Os mesmos fatos podem ser registrados em diferentes pessoas de formas e intensidades muito distintas, com significados às vezes opostos.
Corria o ano de 1937. Desde o começo desse ano eu frequentava o primeiro ano de minha primeira escola, o Colégio Teuto Brasileiro ou Deutsche Brasilianische Schule, na Rua Siqueira Campos, em Copacabana. Já o ano letivo havia começado e todos os alunos daquela minha turma se conheciam, quando apareceu um novo aluno que não falava português. Era o Peter. Ele estava recém-chegado da Alemanha e ainda vinha com suas roupas tipicamente alemãs, com suspensórios e peitoral de couro.
Eu ia e voltava a pé, numa caminhada de algumas quadras, desde o “Atalaia” até nossa escola. Nosso novo colega não falava português. Ele morava numa travessa, quase esquina, da Rua Barata Ribeiro, a meio caminho de meu trajeto diário para a escola. Passamos a voltar juntos todos os dias, cada um com sua maleta de couro às costas. Por isso ficamos amigos. Ele ia aprendendo um pouco de português e eu podia entendê-lo. Muitas vezes eu o acompanhei até a entrada do pequeno apartamento térreo em que morava com seus pais, sempre ausentes.
Numa das vezes fiquei conhecendo sua mãe. Peter sempre trazia a chave de sua casa pendurada num cordão ao redor do pescoço. No mais das vezes, ficava sozinho em sua casa e com ordens taxativas de sua mãe para que, depois de comer, fosse dormir, precisamente às três horas da tarde.
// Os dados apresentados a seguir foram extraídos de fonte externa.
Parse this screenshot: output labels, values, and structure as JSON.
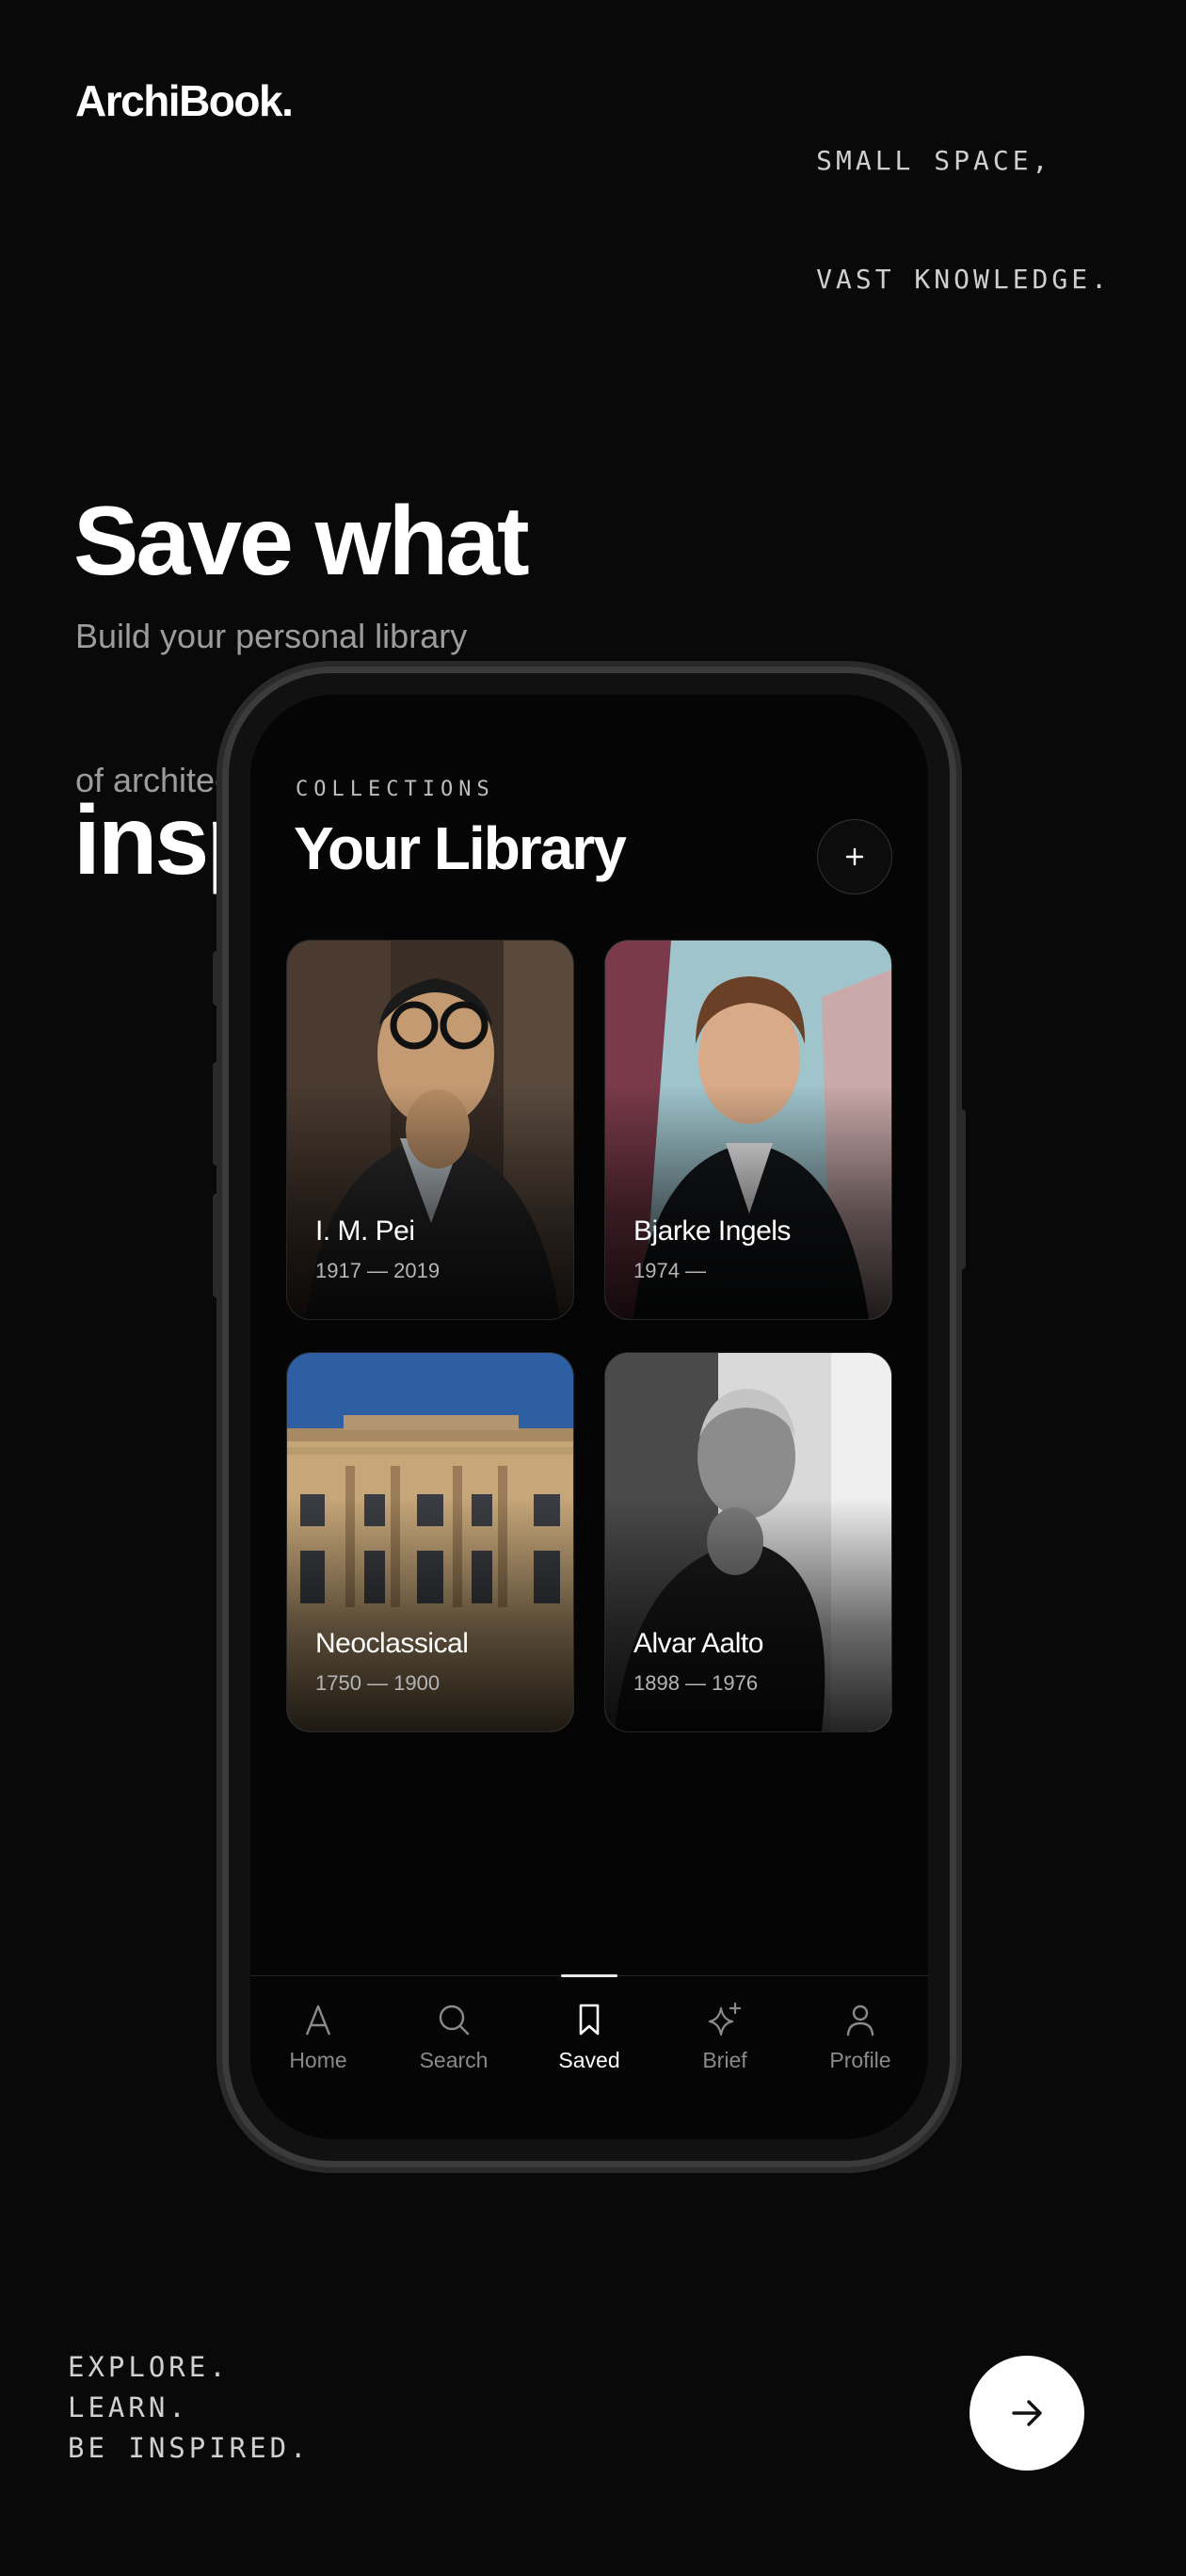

Ele seguia essas ordens com um rigor simplesmente germânico. Nunca me contou a razão da vinda de sua família da Alemanha para o Brasil. Sabendo, por meus relatos, que ele sempre comia sozinho e depois ia dormir, minha mãe insistiu para que eu o convidasse para vir almoçar comigo, em nossa casa.
Ele veio várias vezes. Numa dessas, minha mãe, suíça, havia feito uma comida brasileira que ela sabia ser desconhecida para o Peter. Por isso, explicou-lhe, em alemão, que não precisava comer aquilo que não fosse de seu agrado. O surpreendente foi sua resposta pronta e taxativa, também em alemão: “muss alles gegessen werden” (“tudo (que vem à mesa) tem que ser comido”). Depois do almoço ainda tínhamos tempo para alguma brincadeira ou conversa fiada. Às vezes, minha mãe contava alguma história que ela mesma ia criando e contando para o nosso convidado.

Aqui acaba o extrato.